Before the operation, you’ll meet with a urologist and a surgeon, who will discuss your options and the pros and cons of the operation.

Other classic CAH therapies

Other treatments and therapies for classic CAH include:

  • Therapies to delay puberty
  • Screening for fertility issues
  • Birth control pills to regulate periods
  • Nutrition and mental health counseling

New CAH treatments

Several new CAH treatments are on the horizon, most of which help control the body’s hormone levels. Researchers are studying:

  • Medicines that release glucocorticoids slowly over time (called modified release), which mimic how the body naturally makes hormones
  • Glucocorticosteroids delivered under the skin all the time using a small pump
  • Treatments that target the HPA-axis, a system involved in regulating hormones
  • Gene and cell-based therapies to fix the enzyme problem responsible for hormone imbalances

Classic CAH clinical trials

Some hospitals do clinical trials to test treatments for CAH and related health problems, such as early puberty or growth disorders.

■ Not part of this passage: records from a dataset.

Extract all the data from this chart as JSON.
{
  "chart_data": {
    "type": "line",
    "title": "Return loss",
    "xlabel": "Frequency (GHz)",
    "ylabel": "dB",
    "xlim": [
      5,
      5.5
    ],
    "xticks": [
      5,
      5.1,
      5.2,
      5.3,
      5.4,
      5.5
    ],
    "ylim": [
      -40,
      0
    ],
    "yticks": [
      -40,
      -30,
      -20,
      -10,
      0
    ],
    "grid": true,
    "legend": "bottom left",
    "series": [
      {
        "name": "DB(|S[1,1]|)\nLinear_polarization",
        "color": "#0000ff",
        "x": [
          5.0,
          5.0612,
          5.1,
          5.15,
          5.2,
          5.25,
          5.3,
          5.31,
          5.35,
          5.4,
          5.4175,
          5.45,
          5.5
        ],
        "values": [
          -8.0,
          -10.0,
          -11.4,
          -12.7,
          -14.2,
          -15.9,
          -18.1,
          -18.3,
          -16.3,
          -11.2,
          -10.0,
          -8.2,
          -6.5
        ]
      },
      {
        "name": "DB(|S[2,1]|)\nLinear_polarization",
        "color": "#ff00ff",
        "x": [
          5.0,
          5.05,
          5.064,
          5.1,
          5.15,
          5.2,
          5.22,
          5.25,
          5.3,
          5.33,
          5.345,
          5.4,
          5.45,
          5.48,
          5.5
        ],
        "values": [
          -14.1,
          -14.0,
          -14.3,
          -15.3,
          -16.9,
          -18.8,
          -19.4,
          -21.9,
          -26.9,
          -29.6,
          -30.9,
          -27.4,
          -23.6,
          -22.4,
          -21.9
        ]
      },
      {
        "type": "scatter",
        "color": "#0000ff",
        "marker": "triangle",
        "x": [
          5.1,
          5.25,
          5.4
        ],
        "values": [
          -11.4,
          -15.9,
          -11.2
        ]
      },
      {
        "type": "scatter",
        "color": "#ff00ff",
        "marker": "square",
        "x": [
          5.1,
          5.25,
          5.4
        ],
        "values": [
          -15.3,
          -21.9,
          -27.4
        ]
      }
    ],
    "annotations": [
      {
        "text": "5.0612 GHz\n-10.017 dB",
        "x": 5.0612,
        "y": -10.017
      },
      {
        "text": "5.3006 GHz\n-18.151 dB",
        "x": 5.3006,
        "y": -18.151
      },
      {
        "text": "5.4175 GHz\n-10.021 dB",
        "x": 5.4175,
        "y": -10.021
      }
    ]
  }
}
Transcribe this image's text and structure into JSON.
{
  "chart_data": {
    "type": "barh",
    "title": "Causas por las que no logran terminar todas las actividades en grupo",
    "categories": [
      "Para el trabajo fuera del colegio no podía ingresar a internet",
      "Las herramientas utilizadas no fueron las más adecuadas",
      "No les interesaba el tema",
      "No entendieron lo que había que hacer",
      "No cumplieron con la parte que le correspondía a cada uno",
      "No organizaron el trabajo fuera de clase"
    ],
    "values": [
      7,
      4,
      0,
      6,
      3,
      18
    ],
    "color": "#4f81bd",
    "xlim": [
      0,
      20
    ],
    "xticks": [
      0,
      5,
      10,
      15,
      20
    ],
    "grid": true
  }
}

If your child loses a lot of water and salt in their pee from having CAH, they have a higher chance of other health problems, including:

  • Electrolyte imbalance
  • Irregular heartbeat (arrhythmia)
  • Cardiac arrest

Genital correction surgery also comes with potential issues like infection, bleeding, and scarring.

Before your doctor’s appointment, you may want to write down a list of questions to ask, such as:

  • What form of CAH does my child have? 
  • Should we visit a specialist?
  • Which tests does my child need?
  • Does my family need genetic testing?
  • What are our treatment options?
  • How could treatment help?
  • What are the pros and cons of these treatments?
  • What are the possible side effects of treatment?
  • How will you track my child’s health over time?

With early diagnosis and consistent medication, your child can live a healthy life with CAH. They’ll need to take daily medication for the rest of their life to manage symptoms. Stopping can cause symptoms to come back. While most people with CAH are generally healthy, your child might be shorter than others and could face fertility issues.

Support for classic CAH

Mental health support can help you or your child to manage CAH’s social and emotional challenges. When looking for a mental health professional, focus on those experienced in supporting people with CAH.

Living with classic CAH

Your child could have a medical emergency related to their condition at some point. That’s why taking steps now is important to keep them safe. Here are some ideas:

Emergency injection kit. Keep this kit on hand in case your child’s hydrocortisone levels drop. It should have:

  • Hydrocortisone vials and vial snaps
  • Syringes
  • Instructions on how to give a hydrocortisone shot
  • Emergency information (contacts, medical history, and medications)

Caregivers should learn how to give a hydrocortisone shot before an emergency happens.

Steroid card. If your child uses steroids, they should also carry a steroid card to let medical professionals know to continue steroid treatment and to give them more during an illness or emergency. You can find downloadable steroid cards online.

Medical ID jewelry. A medical bracelet or necklace helps to quickly share critical medical information with first responders, paramedics, and doctors.